I need to do an experiment and I am new in NLP. I have read books that explain the theoritical issues but when it comes to practical I found it hard to find a guide. so please who knows anything in NLP especially the practical issues tell me and point me to the right path because I feel I am lost (useful books, useful tools and useful websites)

what I am trying to do is to take a text and find specific words for example animals such as dogs, cats,...etc in it then I need to extract this word and 2 words on each side. For example

I was watching TV with my lovely cat last night.

the extracted text will be

(my lovely cat last night)

This will be my training example to the machine tool

Q1: there will be around 100 training examples similar to what I explained above. I used tocknizer to extracts words but how can I extract specific words(for our example all types of animals) with 2 words on each side. do I need to use tags for example or what is your idea?

Q2: If I have these training examples how can I prepare appropriate datasets that I can give it to the machine tool to train it? what should I write in this dataset to specify the animal and should I need to give other features? and how can I arrange it in a dataset .

many words from you might help me a lot please do not hesitate to tell what you know

up-up
  • 65
  • 8

2 Answers2

1

What you are attempting to do is sometimes known as "Ontology Acquisition" or "Automated Ontology", and is a pretty difficult problem. Most approaches come down to "Words that are similar will tend to be used in similar contexts." The problem with this is that while there are algorithms that successfully extract semantically meaningful relationships from data such as yours, going from "Here are a bunch of terms that statistically share a common distribution with your seed terms" to "your seed terms are animal names, here are some other animal names" is challenging. For example, training on cat,dog, snake, bird, might end up giving you results like "mammal, dachshund, creature, biped" are used in similar contexts, but depending on your requirements, may not be exactly what you need.
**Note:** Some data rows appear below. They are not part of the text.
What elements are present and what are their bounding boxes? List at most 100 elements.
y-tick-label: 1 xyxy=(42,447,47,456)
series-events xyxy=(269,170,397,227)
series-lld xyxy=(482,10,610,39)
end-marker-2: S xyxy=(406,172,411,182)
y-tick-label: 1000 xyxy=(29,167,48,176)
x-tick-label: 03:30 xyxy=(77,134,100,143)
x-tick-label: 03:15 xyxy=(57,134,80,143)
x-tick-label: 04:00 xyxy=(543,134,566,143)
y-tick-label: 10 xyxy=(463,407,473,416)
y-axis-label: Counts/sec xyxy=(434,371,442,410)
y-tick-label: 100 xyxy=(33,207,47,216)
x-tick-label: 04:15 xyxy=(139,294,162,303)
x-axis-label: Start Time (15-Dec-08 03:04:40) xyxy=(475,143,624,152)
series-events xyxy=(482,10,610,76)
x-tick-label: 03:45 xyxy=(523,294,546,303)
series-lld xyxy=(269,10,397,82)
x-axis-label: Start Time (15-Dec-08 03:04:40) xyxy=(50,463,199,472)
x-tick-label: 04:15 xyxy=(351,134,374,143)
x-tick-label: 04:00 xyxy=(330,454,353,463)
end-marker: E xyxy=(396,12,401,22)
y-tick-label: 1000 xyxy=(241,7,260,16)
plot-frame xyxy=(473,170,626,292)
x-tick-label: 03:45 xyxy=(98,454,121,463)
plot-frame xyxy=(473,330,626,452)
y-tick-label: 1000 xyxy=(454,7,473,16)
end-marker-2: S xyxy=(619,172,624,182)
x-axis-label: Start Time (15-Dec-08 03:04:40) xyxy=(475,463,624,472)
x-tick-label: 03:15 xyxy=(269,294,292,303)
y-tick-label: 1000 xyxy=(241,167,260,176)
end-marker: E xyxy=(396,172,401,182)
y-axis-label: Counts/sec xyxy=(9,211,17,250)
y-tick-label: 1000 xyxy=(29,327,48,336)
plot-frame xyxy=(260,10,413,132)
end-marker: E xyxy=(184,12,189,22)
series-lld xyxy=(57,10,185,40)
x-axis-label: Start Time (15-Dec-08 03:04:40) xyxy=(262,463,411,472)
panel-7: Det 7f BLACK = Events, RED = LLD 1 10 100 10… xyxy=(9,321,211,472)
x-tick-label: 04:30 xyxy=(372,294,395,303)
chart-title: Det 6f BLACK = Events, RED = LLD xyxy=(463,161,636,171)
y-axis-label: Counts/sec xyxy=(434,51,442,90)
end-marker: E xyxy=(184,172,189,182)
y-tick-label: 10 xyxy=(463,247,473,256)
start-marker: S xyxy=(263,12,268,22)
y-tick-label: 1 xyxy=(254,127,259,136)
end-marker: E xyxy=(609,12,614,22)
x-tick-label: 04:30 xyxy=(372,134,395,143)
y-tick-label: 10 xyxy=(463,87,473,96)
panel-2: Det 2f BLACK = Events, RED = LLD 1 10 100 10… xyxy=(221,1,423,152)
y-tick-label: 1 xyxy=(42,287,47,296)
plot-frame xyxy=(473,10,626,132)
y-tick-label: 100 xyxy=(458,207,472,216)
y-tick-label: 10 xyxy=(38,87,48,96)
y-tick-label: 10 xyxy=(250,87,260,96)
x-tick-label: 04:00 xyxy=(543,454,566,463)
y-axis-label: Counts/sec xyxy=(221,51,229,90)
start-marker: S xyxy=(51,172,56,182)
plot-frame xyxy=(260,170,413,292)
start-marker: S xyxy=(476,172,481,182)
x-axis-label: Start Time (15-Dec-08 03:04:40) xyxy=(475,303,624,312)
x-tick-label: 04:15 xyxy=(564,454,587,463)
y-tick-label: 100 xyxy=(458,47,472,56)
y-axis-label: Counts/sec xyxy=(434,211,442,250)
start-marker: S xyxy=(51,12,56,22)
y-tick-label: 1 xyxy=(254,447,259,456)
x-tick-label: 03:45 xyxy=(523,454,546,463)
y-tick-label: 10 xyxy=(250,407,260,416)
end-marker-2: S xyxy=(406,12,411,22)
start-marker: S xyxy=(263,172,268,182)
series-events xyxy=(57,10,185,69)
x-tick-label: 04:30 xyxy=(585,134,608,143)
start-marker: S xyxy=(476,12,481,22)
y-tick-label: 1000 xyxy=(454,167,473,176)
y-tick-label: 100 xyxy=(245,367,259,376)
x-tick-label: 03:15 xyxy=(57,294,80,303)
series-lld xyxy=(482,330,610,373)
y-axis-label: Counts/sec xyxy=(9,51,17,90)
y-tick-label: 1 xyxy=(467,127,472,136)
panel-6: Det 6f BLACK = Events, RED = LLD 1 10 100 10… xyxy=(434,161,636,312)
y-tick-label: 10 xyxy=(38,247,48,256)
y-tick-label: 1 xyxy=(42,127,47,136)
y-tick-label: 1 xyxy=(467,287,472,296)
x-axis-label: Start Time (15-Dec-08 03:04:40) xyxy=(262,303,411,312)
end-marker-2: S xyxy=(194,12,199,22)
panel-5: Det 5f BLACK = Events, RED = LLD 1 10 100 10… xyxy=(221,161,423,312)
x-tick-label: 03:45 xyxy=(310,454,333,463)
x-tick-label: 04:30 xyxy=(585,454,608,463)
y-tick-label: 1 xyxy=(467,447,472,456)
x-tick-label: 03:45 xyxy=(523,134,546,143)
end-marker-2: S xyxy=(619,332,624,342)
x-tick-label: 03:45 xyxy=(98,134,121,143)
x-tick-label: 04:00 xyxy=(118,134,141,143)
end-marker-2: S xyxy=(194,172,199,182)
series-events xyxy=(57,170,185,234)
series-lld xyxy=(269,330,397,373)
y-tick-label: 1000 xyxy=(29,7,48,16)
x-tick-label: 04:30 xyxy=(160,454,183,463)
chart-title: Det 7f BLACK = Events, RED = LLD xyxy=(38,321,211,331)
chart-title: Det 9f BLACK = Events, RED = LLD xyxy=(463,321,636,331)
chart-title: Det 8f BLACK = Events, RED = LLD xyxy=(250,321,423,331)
Below is a link to a research paper that implemented exactly what you are trying to do. They describe their approach to data representation and algorithms used, and perform with at least some level of success on the animal name problem. In addition, tracking down their references may be a fruitful exercise..

http://www.cl.cam.ac.uk/~ah433/cluk.pdf

bdk
  • 4,769
  • 29
  • 33
-1

Let me begin by saying that being a self-taught engineer when I started working in NLP several years ago, I completely understand your frustration. I would suggest that you read the NLTK book which is a wonderful introduction to applied NLP. In particular, read Chapters 3-7 which deal with processing raw text data to extract information and use it for tagging. The book is available online.

With regards to your specific question:

I think that it might be much easier to create a small list of animals and then extract sentences from a corpus that contain these animal names. Wikipedia sentences is one obvious example. You can build your corpus using this method because you already know the names of the animals in each sentence.

// PSEUDO CODE
Dictionary animals = ["dog","dogs,"cat","cats","pig","pigs","cow","cows","lion","lions","lioness","lionesses"];
String[] sentences = getWikipediaSentences();
for(sent: sentences){
  for(token: Tokenizer.getTokens(sent)){
    if(animals.contains(token){
    addSentenceToCorpus(sent)
    } // else ignore sentence
  }
}

You can then train your algorithm on these sentences so that you can use the trained model to extract newer animal names. There are caveats with this approach since your "training data" is artificially collected but it will be a good first experience nonetheless.

hashable
  • 3,791
  • 2
  • 23
  • 22